Manchin asked her if there was difficulty disassociating from those in her past from when she was addicted.
“It’s a whole new family,” the woman told her, stating those in the program she had met were close and offered continuous support.
Ralph Kline, assistant executive director for ILCAO, said the ARC funds had allowed them to be more flexible with their case management.
“We are so thankful for the INSPIRE grant,” he said.
Manchin also heard from Lawrence County Common Pleas Judge Andrew Ballard, who established the county’s first drug court and works with ILCAO on the addiction issue.
He said when he first refers someone to treatment he often tells them, “Now is the time to be selfish,” insisting they put the focus on their recovery.
“Down the road, we can bring things back in like parents and kids,” he said.
He spoke of several recovery success stories, such as that of a man who had a background in the chemical industry and was able to reach a point where he is now working a $60,000 a year shift manager job in his field.
The judge tied the two events together and stated that what is truly needed is sustainable industry for the region. He said he feared many getting an education will be forced to leave the county due to lack of jobs.

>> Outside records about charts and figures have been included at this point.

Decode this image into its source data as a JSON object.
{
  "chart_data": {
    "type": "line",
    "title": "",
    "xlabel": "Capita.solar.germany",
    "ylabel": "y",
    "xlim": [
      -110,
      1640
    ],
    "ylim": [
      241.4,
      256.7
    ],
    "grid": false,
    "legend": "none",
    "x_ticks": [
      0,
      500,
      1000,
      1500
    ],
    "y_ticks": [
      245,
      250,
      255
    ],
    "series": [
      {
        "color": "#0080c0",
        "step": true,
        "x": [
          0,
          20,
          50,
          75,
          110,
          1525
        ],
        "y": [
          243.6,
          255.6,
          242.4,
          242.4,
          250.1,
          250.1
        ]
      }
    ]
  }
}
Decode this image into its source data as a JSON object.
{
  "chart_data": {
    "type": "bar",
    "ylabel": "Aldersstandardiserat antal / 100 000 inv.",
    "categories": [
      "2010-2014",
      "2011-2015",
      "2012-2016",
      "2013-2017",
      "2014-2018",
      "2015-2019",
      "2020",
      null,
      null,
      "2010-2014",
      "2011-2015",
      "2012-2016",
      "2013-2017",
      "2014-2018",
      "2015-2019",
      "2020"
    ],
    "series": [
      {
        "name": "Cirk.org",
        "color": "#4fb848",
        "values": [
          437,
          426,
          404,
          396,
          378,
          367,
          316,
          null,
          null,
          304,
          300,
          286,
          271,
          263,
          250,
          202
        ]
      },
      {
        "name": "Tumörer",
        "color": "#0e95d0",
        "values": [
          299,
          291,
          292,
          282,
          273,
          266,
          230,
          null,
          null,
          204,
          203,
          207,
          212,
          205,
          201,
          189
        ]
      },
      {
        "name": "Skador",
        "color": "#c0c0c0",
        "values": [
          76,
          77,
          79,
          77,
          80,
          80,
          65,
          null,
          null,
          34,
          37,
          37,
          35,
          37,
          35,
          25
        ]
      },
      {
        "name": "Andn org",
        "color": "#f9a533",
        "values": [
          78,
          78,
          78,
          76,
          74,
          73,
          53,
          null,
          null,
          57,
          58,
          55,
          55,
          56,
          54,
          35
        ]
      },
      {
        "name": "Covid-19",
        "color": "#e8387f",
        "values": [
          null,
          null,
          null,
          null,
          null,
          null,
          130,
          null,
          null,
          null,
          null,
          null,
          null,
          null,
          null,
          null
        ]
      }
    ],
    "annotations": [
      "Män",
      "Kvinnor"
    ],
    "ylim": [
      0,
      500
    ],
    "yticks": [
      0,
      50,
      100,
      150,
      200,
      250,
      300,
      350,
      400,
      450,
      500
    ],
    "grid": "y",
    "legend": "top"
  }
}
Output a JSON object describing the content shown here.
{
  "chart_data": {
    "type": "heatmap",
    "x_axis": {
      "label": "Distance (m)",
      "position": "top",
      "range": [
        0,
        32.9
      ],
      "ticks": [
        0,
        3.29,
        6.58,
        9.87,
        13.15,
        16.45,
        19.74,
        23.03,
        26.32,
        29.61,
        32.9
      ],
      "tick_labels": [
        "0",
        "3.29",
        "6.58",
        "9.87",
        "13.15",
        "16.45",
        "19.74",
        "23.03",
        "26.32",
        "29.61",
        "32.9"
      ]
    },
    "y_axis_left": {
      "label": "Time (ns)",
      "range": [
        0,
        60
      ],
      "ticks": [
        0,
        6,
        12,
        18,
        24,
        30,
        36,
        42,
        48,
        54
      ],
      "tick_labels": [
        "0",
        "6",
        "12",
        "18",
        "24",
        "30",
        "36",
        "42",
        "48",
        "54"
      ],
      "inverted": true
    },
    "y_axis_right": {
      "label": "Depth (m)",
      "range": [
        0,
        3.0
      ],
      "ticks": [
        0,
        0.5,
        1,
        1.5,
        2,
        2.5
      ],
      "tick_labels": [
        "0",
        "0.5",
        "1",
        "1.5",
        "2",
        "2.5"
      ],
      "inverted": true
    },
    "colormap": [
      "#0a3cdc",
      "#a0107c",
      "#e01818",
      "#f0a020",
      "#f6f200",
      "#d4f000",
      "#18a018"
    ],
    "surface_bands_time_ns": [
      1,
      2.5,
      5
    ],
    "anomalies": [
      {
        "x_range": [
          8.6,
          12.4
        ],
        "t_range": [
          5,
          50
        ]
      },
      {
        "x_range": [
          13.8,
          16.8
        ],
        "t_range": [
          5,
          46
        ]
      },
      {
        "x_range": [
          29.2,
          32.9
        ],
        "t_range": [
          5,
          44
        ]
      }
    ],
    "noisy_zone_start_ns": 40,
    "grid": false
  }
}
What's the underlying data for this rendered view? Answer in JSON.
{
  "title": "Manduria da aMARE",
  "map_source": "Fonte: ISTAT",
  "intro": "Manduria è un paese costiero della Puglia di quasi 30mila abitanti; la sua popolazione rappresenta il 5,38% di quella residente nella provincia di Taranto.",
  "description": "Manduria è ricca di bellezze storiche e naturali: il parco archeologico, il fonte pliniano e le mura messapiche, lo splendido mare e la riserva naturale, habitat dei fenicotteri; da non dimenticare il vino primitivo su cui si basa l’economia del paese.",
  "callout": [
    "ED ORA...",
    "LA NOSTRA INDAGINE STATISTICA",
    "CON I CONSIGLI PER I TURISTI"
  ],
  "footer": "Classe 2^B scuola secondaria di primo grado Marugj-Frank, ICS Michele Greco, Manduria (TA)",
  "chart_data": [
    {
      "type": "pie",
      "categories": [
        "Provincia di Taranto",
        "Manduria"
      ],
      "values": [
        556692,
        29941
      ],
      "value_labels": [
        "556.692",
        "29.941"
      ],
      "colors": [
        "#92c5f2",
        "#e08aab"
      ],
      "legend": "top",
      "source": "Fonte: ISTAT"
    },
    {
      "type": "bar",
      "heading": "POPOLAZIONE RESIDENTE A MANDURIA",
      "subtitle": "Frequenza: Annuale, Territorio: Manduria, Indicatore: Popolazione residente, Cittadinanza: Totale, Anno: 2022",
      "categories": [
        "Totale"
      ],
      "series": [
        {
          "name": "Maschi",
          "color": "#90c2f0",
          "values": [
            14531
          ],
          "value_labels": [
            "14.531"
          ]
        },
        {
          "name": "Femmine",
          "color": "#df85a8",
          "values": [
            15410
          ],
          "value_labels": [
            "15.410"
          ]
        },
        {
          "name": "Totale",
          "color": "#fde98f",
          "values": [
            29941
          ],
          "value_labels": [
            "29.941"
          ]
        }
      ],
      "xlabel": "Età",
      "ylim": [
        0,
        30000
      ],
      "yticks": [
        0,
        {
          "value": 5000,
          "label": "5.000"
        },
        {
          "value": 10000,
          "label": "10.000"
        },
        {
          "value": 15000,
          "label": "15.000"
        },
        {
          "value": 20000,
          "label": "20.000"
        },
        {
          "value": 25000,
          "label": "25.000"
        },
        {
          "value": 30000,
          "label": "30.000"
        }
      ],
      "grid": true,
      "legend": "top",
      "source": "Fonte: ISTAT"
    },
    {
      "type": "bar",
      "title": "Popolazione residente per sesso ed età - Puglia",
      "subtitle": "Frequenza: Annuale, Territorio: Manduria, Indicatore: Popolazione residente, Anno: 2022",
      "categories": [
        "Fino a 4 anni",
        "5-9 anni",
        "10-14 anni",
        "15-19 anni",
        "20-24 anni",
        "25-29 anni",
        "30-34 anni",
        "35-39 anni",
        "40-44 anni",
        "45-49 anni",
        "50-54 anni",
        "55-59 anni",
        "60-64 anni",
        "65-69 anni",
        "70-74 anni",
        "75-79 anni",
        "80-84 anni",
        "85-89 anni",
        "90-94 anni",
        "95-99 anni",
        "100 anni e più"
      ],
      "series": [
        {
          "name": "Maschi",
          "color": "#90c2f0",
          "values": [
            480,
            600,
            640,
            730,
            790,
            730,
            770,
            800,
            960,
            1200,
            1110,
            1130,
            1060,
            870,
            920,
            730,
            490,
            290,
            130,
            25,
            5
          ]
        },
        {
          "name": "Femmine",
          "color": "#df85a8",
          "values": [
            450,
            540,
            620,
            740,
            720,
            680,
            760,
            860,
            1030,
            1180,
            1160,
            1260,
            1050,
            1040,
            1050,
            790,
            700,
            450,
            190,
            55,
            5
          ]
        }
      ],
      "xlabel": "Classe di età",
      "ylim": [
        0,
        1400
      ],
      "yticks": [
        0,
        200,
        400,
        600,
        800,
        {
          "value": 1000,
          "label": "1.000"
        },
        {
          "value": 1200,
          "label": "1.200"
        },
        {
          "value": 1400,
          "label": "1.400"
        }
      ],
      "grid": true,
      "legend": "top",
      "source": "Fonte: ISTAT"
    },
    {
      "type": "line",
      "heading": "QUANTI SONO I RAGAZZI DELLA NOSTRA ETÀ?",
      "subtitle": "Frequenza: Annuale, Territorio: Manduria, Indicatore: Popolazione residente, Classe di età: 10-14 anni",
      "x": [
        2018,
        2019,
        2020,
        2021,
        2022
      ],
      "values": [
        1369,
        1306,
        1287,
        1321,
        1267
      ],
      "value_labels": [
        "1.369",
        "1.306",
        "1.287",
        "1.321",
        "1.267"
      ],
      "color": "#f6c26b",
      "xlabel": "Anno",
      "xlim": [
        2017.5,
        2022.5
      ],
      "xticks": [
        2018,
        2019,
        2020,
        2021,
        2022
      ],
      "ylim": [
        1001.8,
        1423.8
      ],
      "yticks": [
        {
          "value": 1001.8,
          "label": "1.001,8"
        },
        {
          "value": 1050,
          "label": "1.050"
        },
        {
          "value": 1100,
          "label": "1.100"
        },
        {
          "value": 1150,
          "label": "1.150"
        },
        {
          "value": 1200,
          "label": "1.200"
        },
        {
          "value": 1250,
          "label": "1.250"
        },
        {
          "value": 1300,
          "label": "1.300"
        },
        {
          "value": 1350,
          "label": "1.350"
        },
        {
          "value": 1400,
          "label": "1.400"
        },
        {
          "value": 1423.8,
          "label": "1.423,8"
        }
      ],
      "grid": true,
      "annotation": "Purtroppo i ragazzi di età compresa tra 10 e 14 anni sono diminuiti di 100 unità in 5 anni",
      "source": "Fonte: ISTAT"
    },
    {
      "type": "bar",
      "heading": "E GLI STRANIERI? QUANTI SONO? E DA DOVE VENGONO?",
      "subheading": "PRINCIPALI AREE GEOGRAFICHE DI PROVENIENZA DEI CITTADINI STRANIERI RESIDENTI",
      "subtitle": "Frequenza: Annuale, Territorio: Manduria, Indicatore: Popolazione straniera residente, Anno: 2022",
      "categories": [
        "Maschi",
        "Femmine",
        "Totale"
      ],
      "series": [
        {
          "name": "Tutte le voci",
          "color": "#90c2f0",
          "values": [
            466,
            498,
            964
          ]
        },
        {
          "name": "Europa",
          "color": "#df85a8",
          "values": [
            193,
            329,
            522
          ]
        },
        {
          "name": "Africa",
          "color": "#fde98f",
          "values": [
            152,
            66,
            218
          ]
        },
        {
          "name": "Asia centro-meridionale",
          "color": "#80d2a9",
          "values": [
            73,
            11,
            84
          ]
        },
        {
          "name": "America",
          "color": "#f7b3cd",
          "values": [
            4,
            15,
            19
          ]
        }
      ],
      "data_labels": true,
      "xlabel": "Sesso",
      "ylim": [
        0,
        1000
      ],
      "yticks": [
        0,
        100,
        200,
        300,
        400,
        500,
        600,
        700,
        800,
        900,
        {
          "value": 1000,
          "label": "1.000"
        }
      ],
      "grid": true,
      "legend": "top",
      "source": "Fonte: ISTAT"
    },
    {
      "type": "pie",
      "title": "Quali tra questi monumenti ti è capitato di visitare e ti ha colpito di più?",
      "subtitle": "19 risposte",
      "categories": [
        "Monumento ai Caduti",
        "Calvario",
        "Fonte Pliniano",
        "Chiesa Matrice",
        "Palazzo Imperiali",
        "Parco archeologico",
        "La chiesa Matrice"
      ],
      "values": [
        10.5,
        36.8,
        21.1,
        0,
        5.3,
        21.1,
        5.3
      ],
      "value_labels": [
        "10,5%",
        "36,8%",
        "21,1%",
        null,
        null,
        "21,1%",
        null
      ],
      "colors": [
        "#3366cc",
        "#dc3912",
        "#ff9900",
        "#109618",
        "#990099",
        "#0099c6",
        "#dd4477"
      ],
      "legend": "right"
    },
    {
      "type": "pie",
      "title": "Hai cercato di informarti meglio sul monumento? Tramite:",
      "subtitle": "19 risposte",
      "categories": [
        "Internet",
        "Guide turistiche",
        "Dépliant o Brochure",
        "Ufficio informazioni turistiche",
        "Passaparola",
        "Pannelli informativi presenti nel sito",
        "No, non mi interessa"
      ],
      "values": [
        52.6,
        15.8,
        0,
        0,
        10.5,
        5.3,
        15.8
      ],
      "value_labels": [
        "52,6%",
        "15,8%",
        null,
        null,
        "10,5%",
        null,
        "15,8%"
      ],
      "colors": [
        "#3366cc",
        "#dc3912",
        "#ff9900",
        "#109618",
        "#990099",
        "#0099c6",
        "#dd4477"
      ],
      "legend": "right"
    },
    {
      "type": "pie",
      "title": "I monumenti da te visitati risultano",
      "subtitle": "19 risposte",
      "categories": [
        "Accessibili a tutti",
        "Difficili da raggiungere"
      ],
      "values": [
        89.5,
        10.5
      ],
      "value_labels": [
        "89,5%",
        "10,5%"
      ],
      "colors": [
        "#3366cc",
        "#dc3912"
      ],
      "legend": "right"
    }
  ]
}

“Our best and brightest are going to Columbus,” he said. “We have an amazing workforce, but we don’t have an industry that is sustainable.”
Manchin said she appreciated the work Ballard is doing and has seen the importance of drug courts in West Virginia. And she congratulated all working on the issue.
“It’s always a team,” she said. “No one person can do it alone. God bless you for what you’re doing and the success you’re having.”